Harvell and a team of researchers studied the sea stars' decline from 2013 to 2015. The researchers conducted thousands of trawl and diving surveys to determine the population size and the factors behind the rapid drop in population.
Divers completed 10,000 surveys off the coast of Washington, Oregon and California between 2006 and 2017. The study found that sea star populations declined by 60%. Across North America, sunflower sea star populations in the studied 3,000 km range decreased by 80% to 100%.
This study is beginning for the sunflower sea star. Northern sea star habitats have not been fully researched and the size of the population is unknown.
“Numbers of the sea stars have stayed so low in the past three years, we consider them endangered in the southern part of their range, and we don’t have data for northern Alaska,” Harvell said.
The fatal disease causes the infected animals to suffer dermal lesions and limbs that detach from the central disc. Once deceased, the sea stars appear as a pile of arms and skeletal fragments.
The persistence of sea star wasting disease coincides with warmer water temperatures. Many marine infectious diseases, like sea star wasting disease, thrive in warm habitats.
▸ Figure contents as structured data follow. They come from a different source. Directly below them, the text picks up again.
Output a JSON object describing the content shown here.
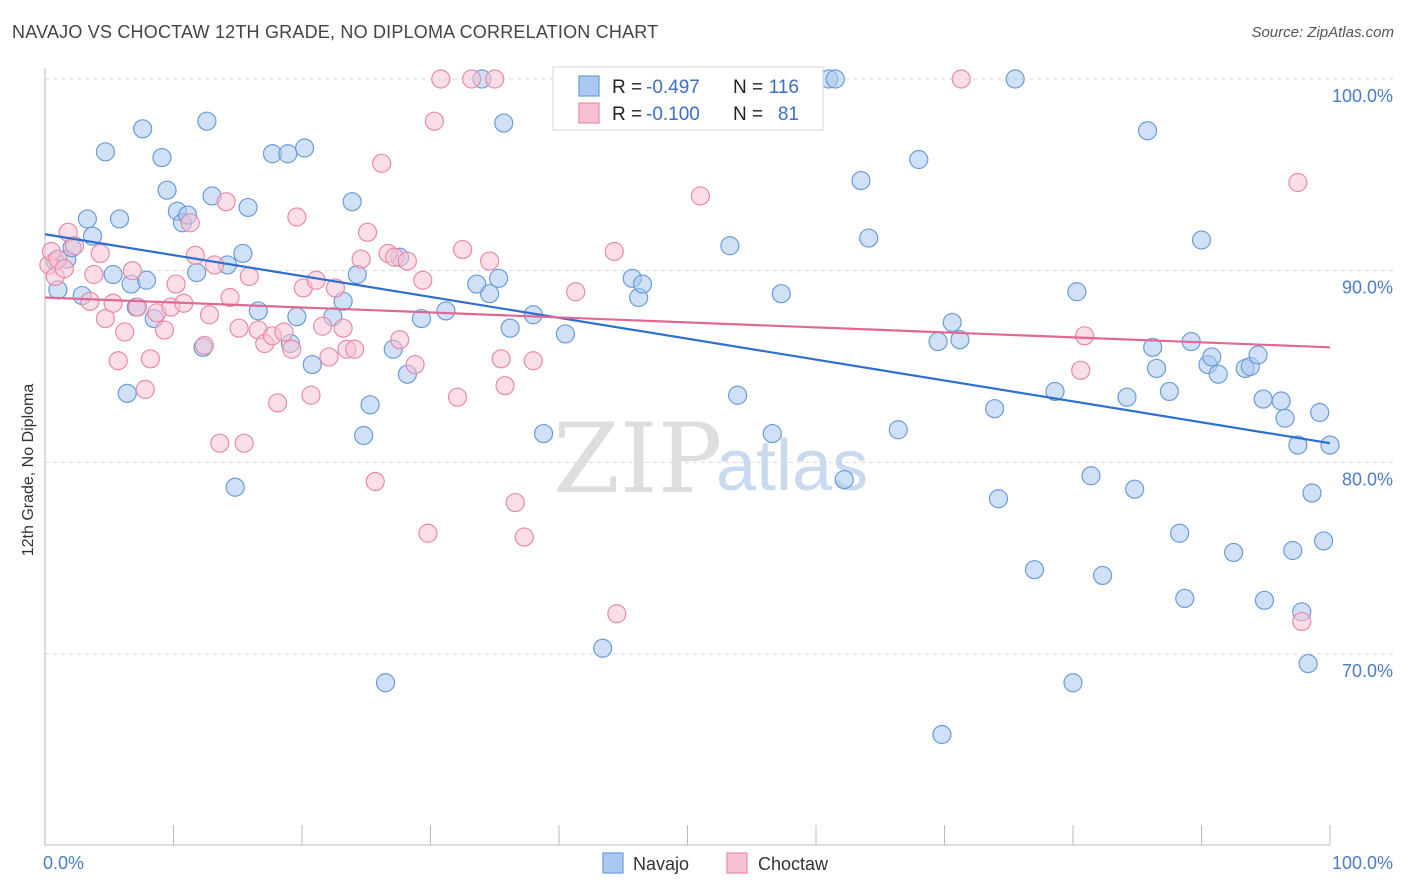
{
  "header": {
    "title": "NAVAJO VS CHOCTAW 12TH GRADE, NO DIPLOMA CORRELATION CHART",
    "source": "Source: ZipAtlas.com"
  },
  "watermark": {
    "zip": "ZIP",
    "atlas": "atlas"
  },
  "legend_box": {
    "rows": [
      {
        "r_label": "R =",
        "r_value": "-0.497",
        "n_label": "N =",
        "n_value": "116"
      },
      {
        "r_label": "R =",
        "r_value": "-0.100",
        "n_label": "N =",
        "n_value": "81"
      }
    ]
  },
  "colors": {
    "navajo_fill": "#aac8f0",
    "navajo_stroke": "#6b9bd8",
    "navajo_line": "#2e6fd0",
    "choctaw_fill": "#f7c3d3",
    "choctaw_stroke": "#e88aa8",
    "choctaw_line": "#e06893",
    "grid": "#d9d9d9",
    "axis_label": "#4a7cc9"
  },
  "chart_data": {
    "type": "scatter",
    "title": "NAVAJO VS CHOCTAW 12TH GRADE, NO DIPLOMA CORRELATION CHART",
    "xlabel": "",
    "ylabel": "12th Grade, No Diploma",
    "xlim": [
      0,
      100
    ],
    "ylim": [
      60,
      102
    ],
    "x_tick_labels": [
      "0.0%",
      "100.0%"
    ],
    "y_ticks": [
      70,
      80,
      90,
      100
    ],
    "y_tick_labels": [
      "70.0%",
      "80.0%",
      "90.0%",
      "100.0%"
    ],
    "grid": true,
    "legend_position": "bottom",
    "series": [
      {
        "name": "Navajo",
        "R": -0.497,
        "N": 116,
        "trend": {
          "x": [
            0,
            100
          ],
          "y": [
            91.9,
            81.0
          ]
        },
        "points": [
          [
            0.8,
            90.5
          ],
          [
            1.0,
            89.0
          ],
          [
            1.7,
            90.6
          ],
          [
            2.1,
            91.2
          ],
          [
            2.9,
            88.7
          ],
          [
            3.3,
            92.7
          ],
          [
            3.7,
            91.8
          ],
          [
            4.7,
            96.2
          ],
          [
            5.3,
            89.8
          ],
          [
            5.8,
            92.7
          ],
          [
            6.4,
            83.6
          ],
          [
            6.7,
            89.3
          ],
          [
            7.1,
            88.1
          ],
          [
            7.6,
            97.4
          ],
          [
            7.9,
            89.5
          ],
          [
            8.5,
            87.5
          ],
          [
            9.1,
            95.9
          ],
          [
            9.5,
            94.2
          ],
          [
            10.3,
            93.1
          ],
          [
            10.7,
            92.5
          ],
          [
            11.1,
            92.9
          ],
          [
            11.8,
            89.9
          ],
          [
            12.3,
            86.0
          ],
          [
            12.6,
            97.8
          ],
          [
            13.0,
            93.9
          ],
          [
            14.2,
            90.3
          ],
          [
            14.8,
            78.7
          ],
          [
            15.4,
            90.9
          ],
          [
            15.8,
            93.3
          ],
          [
            16.6,
            87.9
          ],
          [
            17.7,
            96.1
          ],
          [
            18.9,
            96.1
          ],
          [
            19.1,
            86.2
          ],
          [
            19.6,
            87.6
          ],
          [
            20.2,
            96.4
          ],
          [
            20.8,
            85.1
          ],
          [
            22.4,
            87.6
          ],
          [
            23.2,
            88.4
          ],
          [
            23.9,
            93.6
          ],
          [
            24.3,
            89.8
          ],
          [
            24.8,
            81.4
          ],
          [
            25.3,
            83.0
          ],
          [
            26.5,
            68.5
          ],
          [
            27.1,
            85.9
          ],
          [
            27.6,
            90.7
          ],
          [
            28.2,
            84.6
          ],
          [
            29.3,
            87.5
          ],
          [
            31.2,
            87.9
          ],
          [
            33.6,
            89.3
          ],
          [
            34.0,
            100.0
          ],
          [
            34.6,
            88.8
          ],
          [
            35.3,
            89.6
          ],
          [
            35.7,
            97.7
          ],
          [
            36.2,
            87.0
          ],
          [
            38.0,
            87.7
          ],
          [
            38.8,
            81.5
          ],
          [
            40.5,
            86.7
          ],
          [
            43.4,
            70.3
          ],
          [
            45.7,
            89.6
          ],
          [
            46.2,
            88.6
          ],
          [
            46.5,
            89.3
          ],
          [
            52.2,
            100.0
          ],
          [
            53.3,
            91.3
          ],
          [
            53.9,
            83.5
          ],
          [
            56.6,
            81.5
          ],
          [
            57.3,
            88.8
          ],
          [
            61.0,
            100.0
          ],
          [
            61.5,
            100.0
          ],
          [
            62.2,
            79.1
          ],
          [
            63.5,
            94.7
          ],
          [
            64.1,
            91.7
          ],
          [
            66.4,
            81.7
          ],
          [
            68.0,
            95.8
          ],
          [
            69.8,
            65.8
          ],
          [
            69.5,
            86.3
          ],
          [
            70.6,
            87.3
          ],
          [
            71.2,
            86.4
          ],
          [
            74.2,
            78.1
          ],
          [
            73.9,
            82.8
          ],
          [
            75.5,
            100.0
          ],
          [
            77.0,
            74.4
          ],
          [
            78.6,
            83.7
          ],
          [
            80.0,
            68.5
          ],
          [
            80.3,
            88.9
          ],
          [
            81.4,
            79.3
          ],
          [
            82.3,
            74.1
          ],
          [
            84.2,
            83.4
          ],
          [
            84.8,
            78.6
          ],
          [
            85.8,
            97.3
          ],
          [
            86.2,
            86.0
          ],
          [
            86.5,
            84.9
          ],
          [
            87.5,
            83.7
          ],
          [
            88.3,
            76.3
          ],
          [
            88.7,
            72.9
          ],
          [
            89.2,
            86.3
          ],
          [
            90.0,
            91.6
          ],
          [
            90.5,
            85.1
          ],
          [
            90.8,
            85.5
          ],
          [
            91.3,
            84.6
          ],
          [
            92.5,
            75.3
          ],
          [
            93.4,
            84.9
          ],
          [
            93.8,
            85.0
          ],
          [
            94.4,
            85.6
          ],
          [
            94.8,
            83.3
          ],
          [
            94.9,
            72.8
          ],
          [
            96.2,
            83.2
          ],
          [
            96.5,
            82.3
          ],
          [
            97.1,
            75.4
          ],
          [
            97.5,
            80.9
          ],
          [
            97.8,
            72.2
          ],
          [
            98.3,
            69.5
          ],
          [
            98.6,
            78.4
          ],
          [
            99.2,
            82.6
          ],
          [
            99.5,
            75.9
          ],
          [
            100.0,
            80.9
          ]
        ]
      },
      {
        "name": "Choctaw",
        "R": -0.1,
        "N": 81,
        "trend": {
          "x": [
            0,
            100
          ],
          "y": [
            88.6,
            86.0
          ]
        },
        "points": [
          [
            0.3,
            90.3
          ],
          [
            0.5,
            91.0
          ],
          [
            0.8,
            89.7
          ],
          [
            1.0,
            90.6
          ],
          [
            1.5,
            90.1
          ],
          [
            1.8,
            92.0
          ],
          [
            2.3,
            91.3
          ],
          [
            3.5,
            88.4
          ],
          [
            3.8,
            89.8
          ],
          [
            4.3,
            90.9
          ],
          [
            4.7,
            87.5
          ],
          [
            5.3,
            88.3
          ],
          [
            5.7,
            85.3
          ],
          [
            6.2,
            86.8
          ],
          [
            6.8,
            90.0
          ],
          [
            7.2,
            88.1
          ],
          [
            7.8,
            83.8
          ],
          [
            8.2,
            85.4
          ],
          [
            8.7,
            87.8
          ],
          [
            9.3,
            86.9
          ],
          [
            9.8,
            88.1
          ],
          [
            10.2,
            89.3
          ],
          [
            10.8,
            88.3
          ],
          [
            11.3,
            92.5
          ],
          [
            11.7,
            90.8
          ],
          [
            12.4,
            86.1
          ],
          [
            12.8,
            87.7
          ],
          [
            13.2,
            90.3
          ],
          [
            13.6,
            81.0
          ],
          [
            14.1,
            93.6
          ],
          [
            14.4,
            88.6
          ],
          [
            15.1,
            87.0
          ],
          [
            15.5,
            81.0
          ],
          [
            15.9,
            89.7
          ],
          [
            16.6,
            86.9
          ],
          [
            17.1,
            86.2
          ],
          [
            17.7,
            86.6
          ],
          [
            18.1,
            83.1
          ],
          [
            18.6,
            86.8
          ],
          [
            19.2,
            85.9
          ],
          [
            19.6,
            92.8
          ],
          [
            20.1,
            89.1
          ],
          [
            20.7,
            83.5
          ],
          [
            21.1,
            89.5
          ],
          [
            21.6,
            87.1
          ],
          [
            22.1,
            85.5
          ],
          [
            22.6,
            89.1
          ],
          [
            23.2,
            87.0
          ],
          [
            23.5,
            85.9
          ],
          [
            24.1,
            85.9
          ],
          [
            24.6,
            90.6
          ],
          [
            25.1,
            92.0
          ],
          [
            25.7,
            79.0
          ],
          [
            26.2,
            95.6
          ],
          [
            26.7,
            90.9
          ],
          [
            27.2,
            90.7
          ],
          [
            27.6,
            86.4
          ],
          [
            28.2,
            90.5
          ],
          [
            28.8,
            85.1
          ],
          [
            29.4,
            89.5
          ],
          [
            29.8,
            76.3
          ],
          [
            30.3,
            97.8
          ],
          [
            30.8,
            100.0
          ],
          [
            32.1,
            83.4
          ],
          [
            32.5,
            91.1
          ],
          [
            33.2,
            100.0
          ],
          [
            34.6,
            90.5
          ],
          [
            35.0,
            100.0
          ],
          [
            35.5,
            85.4
          ],
          [
            35.8,
            84.0
          ],
          [
            36.6,
            77.9
          ],
          [
            37.3,
            76.1
          ],
          [
            38.0,
            85.3
          ],
          [
            41.3,
            88.9
          ],
          [
            44.3,
            91.0
          ],
          [
            44.5,
            72.1
          ],
          [
            51.0,
            93.9
          ],
          [
            71.3,
            100.0
          ],
          [
            80.6,
            84.8
          ],
          [
            80.9,
            86.6
          ],
          [
            97.5,
            94.6
          ],
          [
            97.8,
            71.7
          ]
        ]
      }
    ]
  },
  "bottom_legend": {
    "items": [
      "Navajo",
      "Choctaw"
    ]
  }
}
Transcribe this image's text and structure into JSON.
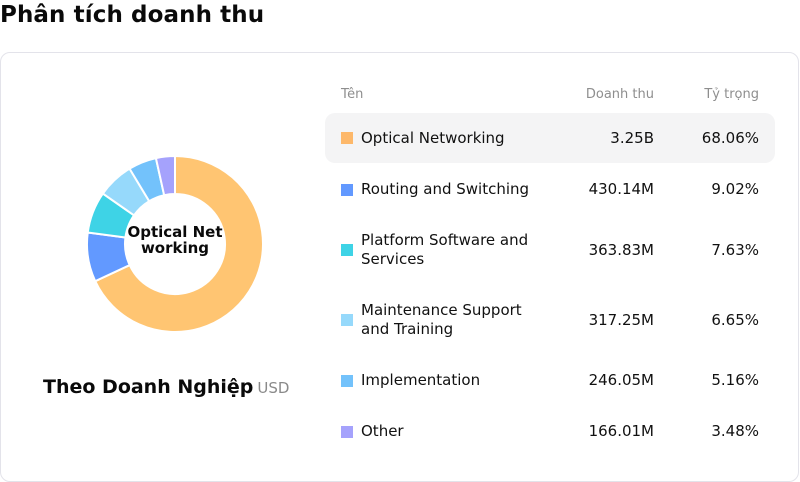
{
  "page": {
    "title": "Phân tích doanh thu"
  },
  "card": {
    "center_label": "Optical Networking",
    "subtitle": "Theo Doanh Nghiệp",
    "unit": "USD",
    "table": {
      "headers": {
        "name": "Tên",
        "revenue": "Doanh thu",
        "share": "Tỷ trọng"
      },
      "rows": [
        {
          "name": "Optical Networking",
          "revenue": "3.25B",
          "share": "68.06%",
          "color": "#FDB86A",
          "highlighted": true
        },
        {
          "name": "Routing and Switching",
          "revenue": "430.14M",
          "share": "9.02%",
          "color": "#6299FF",
          "highlighted": false
        },
        {
          "name": "Platform Software and Services",
          "revenue": "363.83M",
          "share": "7.63%",
          "color": "#3ED3E6",
          "highlighted": false
        },
        {
          "name": "Maintenance Support and Training",
          "revenue": "317.25M",
          "share": "6.65%",
          "color": "#96D9FB",
          "highlighted": false
        },
        {
          "name": "Implementation",
          "revenue": "246.05M",
          "share": "5.16%",
          "color": "#73C2FB",
          "highlighted": false
        },
        {
          "name": "Other",
          "revenue": "166.01M",
          "share": "3.48%",
          "color": "#A5A2FC",
          "highlighted": false
        }
      ]
    }
  },
  "chart_data": {
    "type": "pie",
    "variant": "donut",
    "title": "Theo Doanh Nghiệp",
    "unit": "USD",
    "center_label": "Optical Networking",
    "categories": [
      "Optical Networking",
      "Routing and Switching",
      "Platform Software and Services",
      "Maintenance Support and Training",
      "Implementation",
      "Other"
    ],
    "values": [
      3250000000,
      430140000,
      363830000,
      317250000,
      246050000,
      166010000
    ],
    "value_labels": [
      "3.25B",
      "430.14M",
      "363.83M",
      "317.25M",
      "246.05M",
      "166.01M"
    ],
    "shares_percent": [
      68.06,
      9.02,
      7.63,
      6.65,
      5.16,
      3.48
    ],
    "colors": [
      "#FFC572",
      "#6299FF",
      "#3ED3E6",
      "#96D9FB",
      "#73C2FB",
      "#A5A2FC"
    ],
    "legend_position": "right (table)"
  }
}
Researchers found that the disease kills faster in warmer water. Scientists expect that the eradication of the sunflower sea star is related to warmer temperature exposure.
“The heat wave in oceans—a product of increasing atmospheric temperatures—is exacerbating the sea star wasting disease,” said Harvell. “It’s a lethal disease, and when you add a higher temperature to that, it kills faster, causing a bigger impact,”
If the sea stars' population continues to decline, the entire ecosystem is at risk. The sea stars eat sea urchins and other organisms that would otherwise ravage the kelp forests.
In some regions, the sunflower sea star is the only predator of urchins. These same locations are likely to see a short-lived population explosion of urchins who face starvation if kelp beds are devoured.
The combination of ecosystem imbalance and the warm water which aggravates the disease is described by researchers as the ‘perfect storm’ for the sea stars. The ecosystem, environmental and disease influences are pushing the species closer to extinction.
Marine illnesses can dismantle functioning ecosystems by just harming one species. The sunflower sea star is one of at least 20 species suffering from aquatic infections. Another sea star species in California, commonly known as the gulf sea star, was driven near extinction by a marine illness in 1978.
The International Union for the Conservation of Nature estimates that more than 42,000 species are threatened with extinction, including the sunflower sea star. Infectious diseases are one of many factors pushing endangered species closer to the extinction vortex.